La Chine lance la nouvelle route de la soie, une route qui relie la Chine à l’Afrique, et à l’Europe sur les traces de Marco Polo. Cette opportunité économique et géostratégique est la meilleure nouvelle qui puisse arriver pour l’Europe qui se trouve à une extrémité de la route. L’Europe saura-t-elle profiter de cette ouverture économique vers l’Orient ?
« Les vieux pays ont des lunettes pour voir le futur », aurait pu dire un proverbe chinois. Le président Xi Jinping s’est inspiré de la légendaire route de la soie, qui a assuré la prospérité de la Chine pendant un millénaire, pour lancer le plan de développement économique le plus ambitieux de l’histoire du 21e siècle : « One Belt One Road » (OBOR).
D’un côté, une « ceinture » terrestre qui relie l’intérieur de la Chine à l’Europe, par l’Asie centrale et la Turquie ; de l’autre côté, une « route » maritime qui relie le littoral chinois à l’Est de l’Afrique, en passant par les pays du Golfe. C’est la « nouvelle route de la soie » qui officialise l’entrée de la Chine dans le club des grandes puissances mondiales.
L’OBOR matérialise, en effet, les alliances politiques et commerciales que la Chine, puissance montante du 21e siècle, a patiemment tissé depuis des décennies. Cela fait plusieurs années que les entreprises chinoises construisent des pipelines et des réseaux de fibres optiques à travers l’Eurasie et l’Afrique. Loin d’agir avec des canonnières, comme les anciennes puissances européennes et les États-Unis, la Chine choisit une méthode plus habile, le « soft power », investissant dans des pays en voie de développement pour s’y rendre indispensable.
L’objectif de la Chine est, bien entendu, de dynamiser son économie. Avec une croissance de « seulement » 7,4 % de son PIB, l’an dernier, la Chine doit absolument donner une nouvelle impulsion à son économie. Ses manufactures, principalement la fabrication d’acier et les équipements lourds, vont trouver de nouveaux débouchés.
Sur la nouvelle route, la Chine trouvera également de nouveaux gazoducs en Asie centrale et de nouveaux ports en eau profonde, en Asie du Sud, pour étancher durablement sa soif en énergies fossiles.
Ces projets vont aussi imposer le renminbi comme monnaie d’échange internationale, au détriment du dollar. C’est un objectif économique important pour Pékin.
Sur le plan militaire, la réouverture de voies terrestres entre l’Europe et la Chine sert à contourner le détroit de Malacca. Ce goulot d’étranglement de 45 kilomètres de large et 700 kilomètres de long, coincé entre la Malaisie et l’Indonésie, voit passer 90 % du trafic maritime chinois vers l’ouest. Pour paralyser la Chine, il suffirait de bloquer le détroit.
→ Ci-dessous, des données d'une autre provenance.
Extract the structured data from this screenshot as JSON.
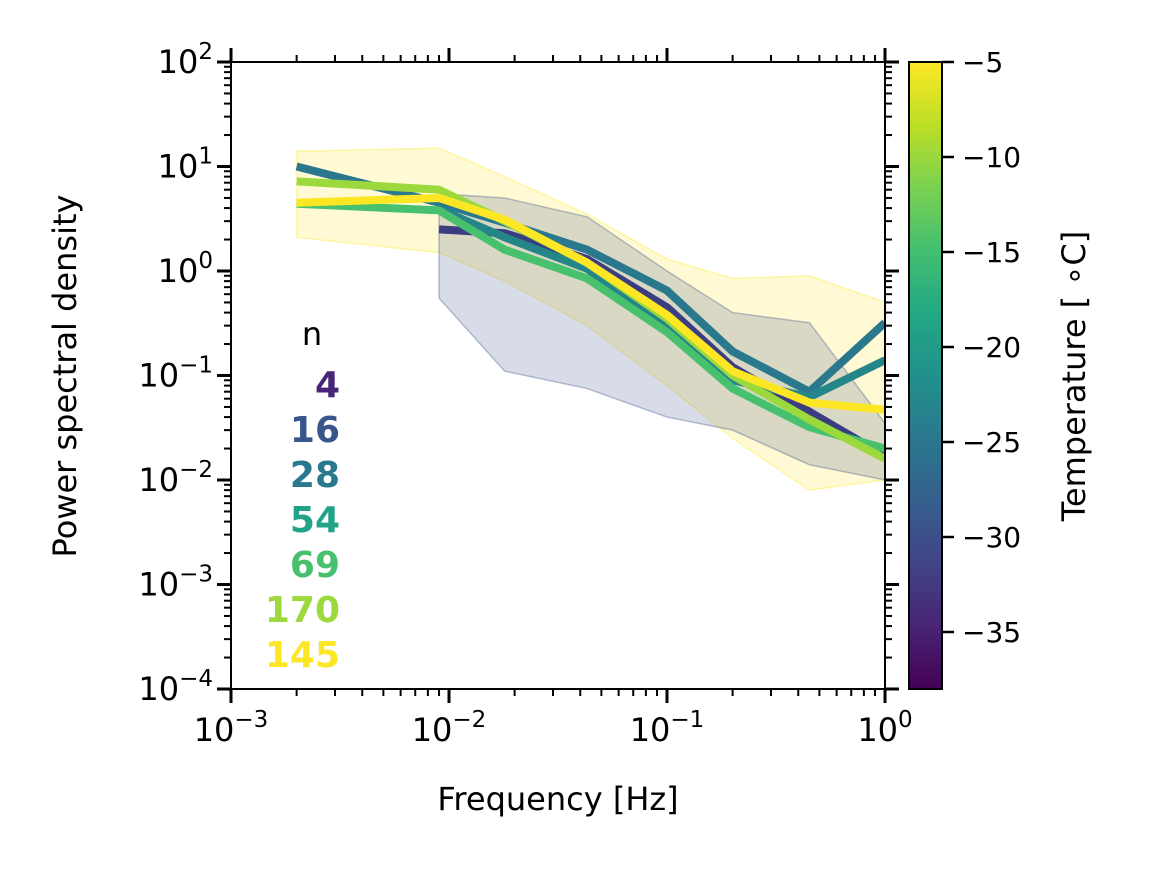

Ces routes terrestres entre l’Europe et l’Asie feraient gagner dix jours, en moyenne, par rapport au transport maritime. Le passage par la Russie, le Kazakhstan et la Biélorussie serait encore plus rapide.
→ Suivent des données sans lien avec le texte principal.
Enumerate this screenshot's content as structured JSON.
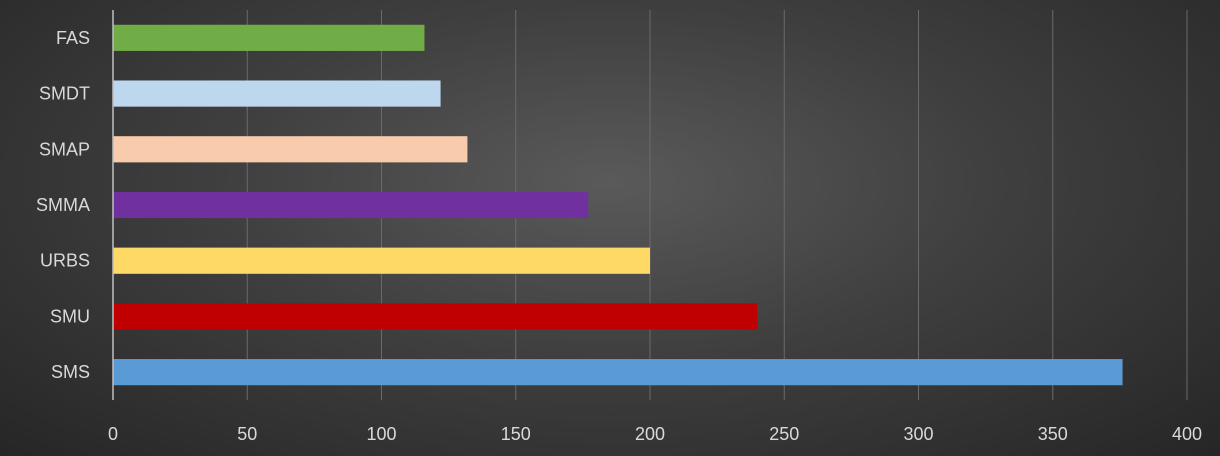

Enfin, sur le plan géopolitique encore, la Chine est convaincue que le fait de construire une zone de prospérité économique va étouffer la menace de chaos djihadiste, née de la misère économique, qui menace d’emporter l’Asie et l’Afrique. Un peuple bien nourri peut, selon Pékin, se passer d’idéaux politiques ou religieux.
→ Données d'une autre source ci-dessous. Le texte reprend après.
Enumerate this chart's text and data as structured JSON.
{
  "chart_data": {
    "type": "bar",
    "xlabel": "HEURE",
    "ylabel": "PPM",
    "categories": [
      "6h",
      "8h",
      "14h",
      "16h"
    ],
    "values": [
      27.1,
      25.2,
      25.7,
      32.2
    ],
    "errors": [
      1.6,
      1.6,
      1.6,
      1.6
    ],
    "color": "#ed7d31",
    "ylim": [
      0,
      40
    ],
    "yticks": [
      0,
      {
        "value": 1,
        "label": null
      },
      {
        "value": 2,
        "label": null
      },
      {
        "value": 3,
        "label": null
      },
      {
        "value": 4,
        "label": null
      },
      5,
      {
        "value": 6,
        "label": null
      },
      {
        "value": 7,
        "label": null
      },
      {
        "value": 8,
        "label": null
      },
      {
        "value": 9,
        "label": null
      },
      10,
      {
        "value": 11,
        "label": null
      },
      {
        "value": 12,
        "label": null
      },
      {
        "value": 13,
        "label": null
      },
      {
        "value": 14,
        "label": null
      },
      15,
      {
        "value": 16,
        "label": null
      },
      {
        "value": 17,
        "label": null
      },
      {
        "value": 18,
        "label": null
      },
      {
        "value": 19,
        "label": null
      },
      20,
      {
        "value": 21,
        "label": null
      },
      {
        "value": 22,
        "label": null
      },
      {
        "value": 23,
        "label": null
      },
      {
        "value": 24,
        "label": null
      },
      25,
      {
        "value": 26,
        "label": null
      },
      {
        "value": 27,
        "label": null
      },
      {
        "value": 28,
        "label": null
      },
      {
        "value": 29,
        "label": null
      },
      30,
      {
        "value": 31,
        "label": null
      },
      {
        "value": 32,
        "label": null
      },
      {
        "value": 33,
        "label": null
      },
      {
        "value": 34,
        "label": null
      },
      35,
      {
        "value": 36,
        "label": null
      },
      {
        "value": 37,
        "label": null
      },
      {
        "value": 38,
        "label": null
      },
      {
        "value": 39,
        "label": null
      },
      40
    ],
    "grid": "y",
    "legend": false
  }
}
Après des années de modestie de façade, la Chine est prête à gouverner le monde, c’est ce qu’elle signifie en créant la Banque Asiatique d’Investissement dans l’infrastructure (AIIB), du Fonds de la Route de la soie, de l’Organisation de coopération de Shanghai, des BRICS, du G13 et des forums économiques, tels que le Forum de Boao. La Chine s’était initialement, en apparence, soumise au système de gouvernance mondiale prôné par les Américains. Cette phase a pris fin.
L’Union européenne pourrait embrasser cette nouvelle opportunité de développement avec enthousiasme. Elle y gagnerait en stabilité régionale, en développement économique et diversifierait son approvisionnement énergétique. De plus, l’Inde, le Pakistan, l’Iran, le Kazakhstan sont de nouveaux marchés intéressants pour les entreprises européennes.
Participer à la nouvelle route de la soie serait une bonne occasion de se rapprocher de la Russie et apaiser les tensions. L’Union européenne aurait une occasion unique de formuler ses propres intérêts en collaborant avec la Chine à la création de cette nouvelle route de la soie. Cela deviendrait une initiative sino-européenne, un projet gagnant aux deux extrémités de la route.
Mais l’Europe est aujourd’hui beaucoup trop asservie à Washington pour oser saisir cette opportunité.
La vieille Europe a perdu ses lunettes, elle ne voit plus l’avenir.